Antincendio ed esposizione agli inquinanti: i risultati in uno studio USA del 2019

di Marcello Gatto

Lo studio che alleghiamo al presente articolo è stato condotto dal NIOSH, dal Firefighter Safety Research Institute, dall’Illinois Fire Service Institute e da una serie di organi che vigilano sulla salute dei lavoratori e dei vigili del fuoco negli U.S.A. I risultati della ricerca sono stati pubblicati nel 2019 e mirano a confrontare i componenti chimici assorbiti biologicamente dai vigili del fuoco, in funzione del ruolo del singolo vigile e della tattica messa in campo dalla squadra per l’estinzione di un incendio in ambiente confinato.

L’analisi condotta fornisce una migliore comprensione di come l’assorbimento biologico dei prodotti della combustione da parte dei vigili del fuoco varia in base al ruolo assegnato alla singola unità e alla tattica di attacco all’incendio.

Biomarcatori IPA (indici della presenza di sostanze inquinanti) e concentrazioni di benzene più elevati sono stati riscontrati tra i vigili del fuoco assegnati a operazioni di ricerca e soccorso, rispetto alle altre figure impegnate in qualsiasi altro incarico. 

Questa è una scoperta particolarmente importante (e inquietante) perché tutti i vigili del fuoco durante l’esperimento, in fase di attacco e ricerca, hanno correttamente indossato e protetto le loro vie aeree utilizzando gli APVR. Inoltre, la maggior parte di loro non ha rimosso l’APVR fino al completo allontanamento dallo scenario. 
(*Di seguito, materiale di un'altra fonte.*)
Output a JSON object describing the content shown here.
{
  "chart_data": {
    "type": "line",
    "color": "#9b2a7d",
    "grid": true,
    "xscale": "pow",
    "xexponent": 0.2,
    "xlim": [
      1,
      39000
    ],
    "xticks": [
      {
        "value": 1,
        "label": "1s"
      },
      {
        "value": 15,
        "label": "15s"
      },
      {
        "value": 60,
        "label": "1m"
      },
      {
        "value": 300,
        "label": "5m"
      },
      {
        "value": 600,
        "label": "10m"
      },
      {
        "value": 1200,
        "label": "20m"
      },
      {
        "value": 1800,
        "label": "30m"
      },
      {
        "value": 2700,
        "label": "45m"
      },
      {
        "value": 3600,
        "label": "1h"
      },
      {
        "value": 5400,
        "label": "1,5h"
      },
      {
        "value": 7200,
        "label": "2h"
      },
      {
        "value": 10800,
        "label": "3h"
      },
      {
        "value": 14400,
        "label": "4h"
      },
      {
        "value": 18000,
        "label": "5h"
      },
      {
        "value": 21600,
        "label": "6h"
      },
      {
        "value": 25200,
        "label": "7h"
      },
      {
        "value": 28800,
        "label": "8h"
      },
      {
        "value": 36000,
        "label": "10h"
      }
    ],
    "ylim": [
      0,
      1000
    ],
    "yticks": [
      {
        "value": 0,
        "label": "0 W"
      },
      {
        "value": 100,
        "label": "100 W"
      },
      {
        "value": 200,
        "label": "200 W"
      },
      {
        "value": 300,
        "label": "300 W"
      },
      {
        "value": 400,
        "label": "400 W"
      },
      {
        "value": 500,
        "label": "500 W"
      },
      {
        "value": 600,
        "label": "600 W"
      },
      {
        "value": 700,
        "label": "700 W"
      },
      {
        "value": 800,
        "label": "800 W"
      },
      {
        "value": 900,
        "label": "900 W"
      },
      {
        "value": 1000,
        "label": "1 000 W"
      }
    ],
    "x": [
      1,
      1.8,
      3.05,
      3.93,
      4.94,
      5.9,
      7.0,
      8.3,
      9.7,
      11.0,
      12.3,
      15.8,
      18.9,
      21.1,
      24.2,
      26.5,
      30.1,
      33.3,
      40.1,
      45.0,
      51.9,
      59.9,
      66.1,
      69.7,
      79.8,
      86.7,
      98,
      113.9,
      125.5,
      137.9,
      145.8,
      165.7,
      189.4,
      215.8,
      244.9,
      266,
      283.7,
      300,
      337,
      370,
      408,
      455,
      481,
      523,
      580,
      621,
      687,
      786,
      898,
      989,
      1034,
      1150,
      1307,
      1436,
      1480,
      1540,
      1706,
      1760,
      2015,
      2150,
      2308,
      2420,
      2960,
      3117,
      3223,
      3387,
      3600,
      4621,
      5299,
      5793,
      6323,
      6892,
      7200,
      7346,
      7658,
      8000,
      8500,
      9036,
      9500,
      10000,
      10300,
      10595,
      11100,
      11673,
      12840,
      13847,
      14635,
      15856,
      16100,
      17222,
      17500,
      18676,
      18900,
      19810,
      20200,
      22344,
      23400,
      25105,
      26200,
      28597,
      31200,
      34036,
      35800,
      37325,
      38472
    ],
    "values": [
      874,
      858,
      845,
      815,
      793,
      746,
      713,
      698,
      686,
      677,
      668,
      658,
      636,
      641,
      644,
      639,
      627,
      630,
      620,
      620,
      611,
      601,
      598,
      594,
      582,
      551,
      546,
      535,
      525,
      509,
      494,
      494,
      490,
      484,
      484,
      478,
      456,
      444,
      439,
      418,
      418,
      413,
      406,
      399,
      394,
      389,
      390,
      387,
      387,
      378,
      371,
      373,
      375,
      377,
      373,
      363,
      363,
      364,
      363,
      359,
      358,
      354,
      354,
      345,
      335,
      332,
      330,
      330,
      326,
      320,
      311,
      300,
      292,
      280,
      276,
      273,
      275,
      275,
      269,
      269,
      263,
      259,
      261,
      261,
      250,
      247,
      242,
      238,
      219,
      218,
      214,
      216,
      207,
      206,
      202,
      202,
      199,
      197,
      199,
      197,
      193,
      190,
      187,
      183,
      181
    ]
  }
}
Pur considerando che alcuni di questi vigili del fuoco possono aver subito un’esposizione per inalazione durante l’equipaggiamento dell’APVR, prima dell’ingresso nella struttura in fiamme (a causa del fumo ambientale) o durante la rimozione dell’APVR post-intervento (a causa dei D.P.I. carichi di gas e polveri) la concentrazione di prodotti inquinanti risultava molto elevata nelle urine e nelle vie respiratorie.

Pertanto, i risultati suggeriscono che l’assorbimento cutaneo gioca un ruolo importante nell’accumulo di sostanze tossiche durante la lotta agli incendi.
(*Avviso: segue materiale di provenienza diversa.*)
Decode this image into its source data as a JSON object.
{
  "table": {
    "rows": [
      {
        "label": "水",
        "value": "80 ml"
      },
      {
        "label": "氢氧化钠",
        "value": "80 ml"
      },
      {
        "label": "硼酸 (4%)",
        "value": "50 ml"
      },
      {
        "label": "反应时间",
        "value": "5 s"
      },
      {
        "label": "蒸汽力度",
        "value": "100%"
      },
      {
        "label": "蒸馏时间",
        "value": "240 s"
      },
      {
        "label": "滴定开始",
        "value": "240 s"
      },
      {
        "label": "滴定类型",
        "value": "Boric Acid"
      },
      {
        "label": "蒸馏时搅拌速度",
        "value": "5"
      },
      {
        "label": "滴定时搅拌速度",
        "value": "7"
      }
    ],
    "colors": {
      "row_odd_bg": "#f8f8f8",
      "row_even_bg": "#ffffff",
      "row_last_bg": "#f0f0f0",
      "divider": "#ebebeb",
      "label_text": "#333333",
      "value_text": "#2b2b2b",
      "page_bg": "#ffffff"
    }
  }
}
Inoltre, dallo studio emerge che il livello di assorbimento tramite la pelle non è affatto correlato alle concentrazioni di inquinanti presenti nell’aria.

In fase post-intervento, molti vigili del fuoco dismettono i D.P.I., lasciando parti di pelle esposte agli inquinanti, per cui il quantitativo di benzene e naftalene, rimane molto alto, nonostante siano passate diverse ore dallo spegnimento.

Come si osserva nel grafico, la fase “Post” indica elevate concentrazioni di Benzene anche a un ora di distanza dallo spegnimento.

Da questo interessantissimo studio, si impara che le fasi post-incendio sono delicate almeno quanto l’incendio stesso, in termini di protezione degli operatori da malattie professionali. Si rende quanto mai urgente redigere adeguate procedure di decontaminazione al fine di fermare una strage impietosa: negli USA si stima, infatti, che su 10 vigili del fuoco deceduti, per 7 la causa è il cancro.